Operada akademik gereklilikleri karşılayan çok fazla kontralto olmadığından böyle bir ses nadirdir. Opera şarkıları için kontralto sadece yeterince alçak olmamalı, aynı zamanda mikrofon olmadan da etkileyici bir ses çıkarmalıdır ve bu kadar güçlü sesler nadirdir. Bu yüzden kontralto sesli kızlar sahneye ya da cazda şarkı söylemeye giderler.

Koro şarkılarında, güzel düşük tınılı altolar sürekli olarak yetersiz olduğundan, alçak sesler her zaman talep edilecektir.

Bu arada, caz yönünde daha fazla kontralto var, çünkü müziğin kendine özgü özelliği, onların sadece doğal tınılarını güzel bir şekilde ortaya çıkarmalarına değil, aynı zamanda kendi aralıklarının farklı kısımlarında sesleriyle oynamalarına da olanak tanıyor. Özellikle Afrikalı-Amerikalı veya melez kadınlar arasında çok sayıda kontralto var.

Özel güçlü tınıları, herhangi bir caz kompozisyonu veya soul şarkısı için başlı başına bir dekorasyon haline gelir.

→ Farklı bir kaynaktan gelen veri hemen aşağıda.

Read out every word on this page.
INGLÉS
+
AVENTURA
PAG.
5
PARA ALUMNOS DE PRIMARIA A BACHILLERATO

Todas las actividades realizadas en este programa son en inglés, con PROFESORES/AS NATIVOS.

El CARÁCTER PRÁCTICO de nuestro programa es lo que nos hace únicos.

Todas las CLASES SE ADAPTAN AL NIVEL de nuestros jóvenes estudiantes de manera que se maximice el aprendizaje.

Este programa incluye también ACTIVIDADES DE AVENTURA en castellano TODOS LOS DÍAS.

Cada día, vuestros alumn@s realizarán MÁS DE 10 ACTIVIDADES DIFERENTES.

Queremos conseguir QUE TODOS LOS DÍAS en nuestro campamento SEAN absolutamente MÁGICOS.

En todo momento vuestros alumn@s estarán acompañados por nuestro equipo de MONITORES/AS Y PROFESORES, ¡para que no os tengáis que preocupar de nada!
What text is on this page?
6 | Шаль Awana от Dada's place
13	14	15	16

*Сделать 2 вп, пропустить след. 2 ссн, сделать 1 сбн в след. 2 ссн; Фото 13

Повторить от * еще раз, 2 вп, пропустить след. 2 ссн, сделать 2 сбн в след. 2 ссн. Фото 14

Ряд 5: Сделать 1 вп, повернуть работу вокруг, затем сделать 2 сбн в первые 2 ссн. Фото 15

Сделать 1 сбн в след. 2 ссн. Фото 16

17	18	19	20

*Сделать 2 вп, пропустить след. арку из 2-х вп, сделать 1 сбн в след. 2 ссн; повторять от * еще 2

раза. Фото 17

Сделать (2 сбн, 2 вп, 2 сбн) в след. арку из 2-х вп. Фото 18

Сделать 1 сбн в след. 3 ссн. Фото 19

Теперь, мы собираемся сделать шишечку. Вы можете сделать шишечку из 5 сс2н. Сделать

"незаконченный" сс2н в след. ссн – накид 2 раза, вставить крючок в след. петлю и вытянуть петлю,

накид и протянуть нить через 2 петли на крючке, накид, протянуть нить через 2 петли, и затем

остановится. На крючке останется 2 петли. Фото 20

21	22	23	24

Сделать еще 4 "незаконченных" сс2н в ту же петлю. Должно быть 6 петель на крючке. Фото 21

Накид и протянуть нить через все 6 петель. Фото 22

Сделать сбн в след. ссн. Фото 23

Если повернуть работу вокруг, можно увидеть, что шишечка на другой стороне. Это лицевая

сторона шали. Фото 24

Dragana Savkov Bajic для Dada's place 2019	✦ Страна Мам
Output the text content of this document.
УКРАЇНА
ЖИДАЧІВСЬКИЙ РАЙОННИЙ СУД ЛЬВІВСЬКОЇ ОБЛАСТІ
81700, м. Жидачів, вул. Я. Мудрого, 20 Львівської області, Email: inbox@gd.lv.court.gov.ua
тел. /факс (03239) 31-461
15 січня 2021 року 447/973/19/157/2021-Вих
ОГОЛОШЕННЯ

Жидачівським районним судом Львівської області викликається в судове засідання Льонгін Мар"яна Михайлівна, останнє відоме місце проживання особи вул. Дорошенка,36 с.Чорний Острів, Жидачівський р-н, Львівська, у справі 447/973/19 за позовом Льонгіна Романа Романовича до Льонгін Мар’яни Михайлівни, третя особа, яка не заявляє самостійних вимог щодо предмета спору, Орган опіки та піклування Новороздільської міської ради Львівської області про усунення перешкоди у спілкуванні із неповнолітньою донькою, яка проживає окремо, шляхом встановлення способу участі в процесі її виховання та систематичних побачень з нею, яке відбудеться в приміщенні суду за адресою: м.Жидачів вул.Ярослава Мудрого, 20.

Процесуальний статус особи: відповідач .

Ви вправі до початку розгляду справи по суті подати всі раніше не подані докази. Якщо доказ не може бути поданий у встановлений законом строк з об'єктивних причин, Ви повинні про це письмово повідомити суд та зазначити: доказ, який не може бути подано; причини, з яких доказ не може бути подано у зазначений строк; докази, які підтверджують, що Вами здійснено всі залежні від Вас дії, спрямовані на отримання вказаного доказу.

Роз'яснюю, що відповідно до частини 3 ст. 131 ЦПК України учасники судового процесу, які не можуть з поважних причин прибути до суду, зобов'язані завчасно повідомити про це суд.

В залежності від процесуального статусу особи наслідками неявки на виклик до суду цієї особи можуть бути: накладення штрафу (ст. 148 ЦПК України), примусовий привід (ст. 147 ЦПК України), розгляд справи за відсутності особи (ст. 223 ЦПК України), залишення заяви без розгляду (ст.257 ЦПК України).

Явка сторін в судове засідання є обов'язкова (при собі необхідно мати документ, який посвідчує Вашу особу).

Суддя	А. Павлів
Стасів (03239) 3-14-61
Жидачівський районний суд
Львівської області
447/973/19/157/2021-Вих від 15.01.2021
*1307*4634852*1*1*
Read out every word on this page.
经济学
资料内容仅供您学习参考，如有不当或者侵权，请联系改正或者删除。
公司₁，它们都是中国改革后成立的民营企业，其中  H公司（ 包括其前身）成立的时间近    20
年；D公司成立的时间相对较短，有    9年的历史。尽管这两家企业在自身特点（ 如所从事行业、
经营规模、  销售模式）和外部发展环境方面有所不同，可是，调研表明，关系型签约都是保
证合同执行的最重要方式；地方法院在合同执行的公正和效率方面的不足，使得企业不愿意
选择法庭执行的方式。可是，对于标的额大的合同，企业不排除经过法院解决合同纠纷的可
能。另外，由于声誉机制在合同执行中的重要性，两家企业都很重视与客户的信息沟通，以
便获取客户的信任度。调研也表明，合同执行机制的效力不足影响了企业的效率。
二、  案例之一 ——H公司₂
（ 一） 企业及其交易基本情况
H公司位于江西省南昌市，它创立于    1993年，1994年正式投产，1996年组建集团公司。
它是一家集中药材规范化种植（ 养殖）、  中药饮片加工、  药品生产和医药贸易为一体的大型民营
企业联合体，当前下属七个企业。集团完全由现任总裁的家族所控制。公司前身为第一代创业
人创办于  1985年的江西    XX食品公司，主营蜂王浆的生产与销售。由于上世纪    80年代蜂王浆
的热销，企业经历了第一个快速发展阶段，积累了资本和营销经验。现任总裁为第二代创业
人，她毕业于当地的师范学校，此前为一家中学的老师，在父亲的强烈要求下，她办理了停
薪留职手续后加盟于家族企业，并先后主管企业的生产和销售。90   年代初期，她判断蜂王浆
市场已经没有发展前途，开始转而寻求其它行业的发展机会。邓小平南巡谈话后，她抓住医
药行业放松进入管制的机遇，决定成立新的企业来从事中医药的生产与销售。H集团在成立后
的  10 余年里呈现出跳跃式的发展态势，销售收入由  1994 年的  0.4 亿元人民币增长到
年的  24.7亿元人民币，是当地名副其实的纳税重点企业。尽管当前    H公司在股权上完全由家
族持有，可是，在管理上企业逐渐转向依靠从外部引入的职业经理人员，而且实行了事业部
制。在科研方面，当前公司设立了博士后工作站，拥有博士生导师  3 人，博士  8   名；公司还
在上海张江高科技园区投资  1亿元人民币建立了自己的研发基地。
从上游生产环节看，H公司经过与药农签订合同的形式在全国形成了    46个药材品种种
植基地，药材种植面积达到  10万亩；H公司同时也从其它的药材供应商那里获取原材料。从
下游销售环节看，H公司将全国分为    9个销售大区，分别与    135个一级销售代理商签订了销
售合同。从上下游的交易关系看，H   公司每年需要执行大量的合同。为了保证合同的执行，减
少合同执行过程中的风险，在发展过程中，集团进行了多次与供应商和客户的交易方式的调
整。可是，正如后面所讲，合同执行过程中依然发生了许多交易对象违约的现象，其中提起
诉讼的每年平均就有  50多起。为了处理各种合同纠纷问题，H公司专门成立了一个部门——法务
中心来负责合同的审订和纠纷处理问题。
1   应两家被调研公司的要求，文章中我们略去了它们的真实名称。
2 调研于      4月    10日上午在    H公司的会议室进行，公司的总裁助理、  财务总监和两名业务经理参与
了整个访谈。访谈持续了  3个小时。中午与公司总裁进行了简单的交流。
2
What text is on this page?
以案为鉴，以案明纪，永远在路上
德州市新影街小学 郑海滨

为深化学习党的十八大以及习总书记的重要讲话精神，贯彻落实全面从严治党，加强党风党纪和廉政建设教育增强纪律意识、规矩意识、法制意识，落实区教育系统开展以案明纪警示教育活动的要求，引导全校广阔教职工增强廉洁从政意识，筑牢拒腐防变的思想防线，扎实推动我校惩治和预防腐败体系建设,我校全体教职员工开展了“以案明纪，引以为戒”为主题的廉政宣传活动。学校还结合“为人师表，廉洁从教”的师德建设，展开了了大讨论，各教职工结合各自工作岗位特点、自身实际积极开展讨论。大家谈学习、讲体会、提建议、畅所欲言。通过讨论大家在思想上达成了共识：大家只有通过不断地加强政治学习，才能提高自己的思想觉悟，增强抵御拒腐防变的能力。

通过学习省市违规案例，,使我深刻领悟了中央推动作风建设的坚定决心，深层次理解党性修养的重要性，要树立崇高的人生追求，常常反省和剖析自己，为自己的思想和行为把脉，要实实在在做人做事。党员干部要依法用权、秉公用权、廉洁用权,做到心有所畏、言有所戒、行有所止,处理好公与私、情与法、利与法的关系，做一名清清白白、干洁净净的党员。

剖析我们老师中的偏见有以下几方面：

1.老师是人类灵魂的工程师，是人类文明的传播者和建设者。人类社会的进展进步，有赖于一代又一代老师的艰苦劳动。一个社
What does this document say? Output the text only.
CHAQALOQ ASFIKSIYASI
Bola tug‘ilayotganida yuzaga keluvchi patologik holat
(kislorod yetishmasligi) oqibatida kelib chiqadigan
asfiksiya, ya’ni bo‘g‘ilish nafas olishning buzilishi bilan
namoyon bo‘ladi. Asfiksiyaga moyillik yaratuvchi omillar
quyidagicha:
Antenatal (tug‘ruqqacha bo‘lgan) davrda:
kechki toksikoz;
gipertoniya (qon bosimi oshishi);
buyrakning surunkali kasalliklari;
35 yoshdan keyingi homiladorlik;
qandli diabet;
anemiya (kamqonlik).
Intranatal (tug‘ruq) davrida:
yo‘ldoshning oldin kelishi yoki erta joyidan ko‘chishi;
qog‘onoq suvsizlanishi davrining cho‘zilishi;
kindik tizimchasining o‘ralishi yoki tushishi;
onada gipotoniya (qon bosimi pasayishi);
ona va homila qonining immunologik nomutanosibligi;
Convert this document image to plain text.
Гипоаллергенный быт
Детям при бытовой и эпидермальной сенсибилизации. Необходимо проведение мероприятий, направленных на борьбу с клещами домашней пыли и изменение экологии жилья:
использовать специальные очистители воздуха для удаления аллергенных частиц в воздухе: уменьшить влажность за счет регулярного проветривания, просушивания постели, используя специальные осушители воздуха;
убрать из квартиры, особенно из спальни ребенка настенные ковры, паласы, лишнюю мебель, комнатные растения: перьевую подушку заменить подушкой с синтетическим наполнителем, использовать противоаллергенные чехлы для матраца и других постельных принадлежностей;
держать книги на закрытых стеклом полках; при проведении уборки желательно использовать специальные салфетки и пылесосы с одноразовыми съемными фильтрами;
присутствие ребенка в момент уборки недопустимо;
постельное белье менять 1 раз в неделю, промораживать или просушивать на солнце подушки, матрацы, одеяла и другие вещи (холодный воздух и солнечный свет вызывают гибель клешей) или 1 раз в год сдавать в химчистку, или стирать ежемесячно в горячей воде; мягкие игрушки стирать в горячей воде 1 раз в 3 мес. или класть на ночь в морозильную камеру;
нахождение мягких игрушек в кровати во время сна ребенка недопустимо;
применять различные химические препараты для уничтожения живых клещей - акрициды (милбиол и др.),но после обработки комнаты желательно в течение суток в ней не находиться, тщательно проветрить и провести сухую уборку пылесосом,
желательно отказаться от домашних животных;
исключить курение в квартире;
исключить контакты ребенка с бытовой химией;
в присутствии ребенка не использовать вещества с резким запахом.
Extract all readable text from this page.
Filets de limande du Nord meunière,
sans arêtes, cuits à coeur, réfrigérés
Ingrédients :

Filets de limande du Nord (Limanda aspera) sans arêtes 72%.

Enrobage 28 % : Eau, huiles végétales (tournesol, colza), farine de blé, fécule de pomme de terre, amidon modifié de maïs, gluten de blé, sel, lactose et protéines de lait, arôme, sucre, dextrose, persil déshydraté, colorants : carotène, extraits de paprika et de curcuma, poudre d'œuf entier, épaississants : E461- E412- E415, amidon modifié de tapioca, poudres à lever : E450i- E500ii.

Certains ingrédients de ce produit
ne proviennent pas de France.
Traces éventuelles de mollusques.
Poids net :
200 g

Böyle bir sesin önde gelen temsilcisi, "Unbreak my heart" adlı hiti hiçbir şarkıcı tarafından çok alçak bir sesle bile güzelce söylenemeyen Toni Braxton'du.

Sahnede kontralto, güzel kadifemsi tınısı ve kadınsı sesiyle takdir ediliyor. Psikologlara göre bilinçaltında güven uyandırıyorlar ama maalesef birçok genç kız onları dumanlı seslerle karıştırıyor. Aslında, böyle bir sesi düşük bir tınıdan ayırmak kolaydır: dumanlı sesler, kontralto'nun alçak ama gürültülü karakteriyle karşılaştırıldığında donuk ve ifadesiz gelir.

Bu tür seslere sahip şarkıcılar, fısıltıyla şarkı söyleseler bile geniş bir salonda net bir şekilde duyulacaktır. Sigara içen kızların sesleri donuk ve ifadesiz hale gelir, tonlu renklerini kaybeder ve salonda duyulamaz hale gelir. Zengin ve etkileyici bir kadın tınısı yerine, tamamen ifadesiz hale gelirler ve nüanslarla oynamaları, gerektiğinde sessiz bir sesten yüksek bir sese geçmeleri vb. Daha zorlaşır. Ve modern pop müzikte, dumanlı sesler uzun zamandır var demode.

Dişi kontralto sesi sıklıkla çeşitli yönlerde bulunur. Operada ünlü kontralto şarkıcıları arasında Pauline Viardot, Sonya Prina, Natalie Stutzman ve daha birçokları vardı.

Rus şarkıcılar arasında Irina Allegrova, şarkıcı Verona, Irina Zabiyaka (“Chili” grubunun solisti), Anita Tsoi (özellikle “Sky” şarkısında duyuldu), Vera Brezhneva ve Angelica Agurbash'ın derin ve etkileyici bir kontralto tınısı vardı.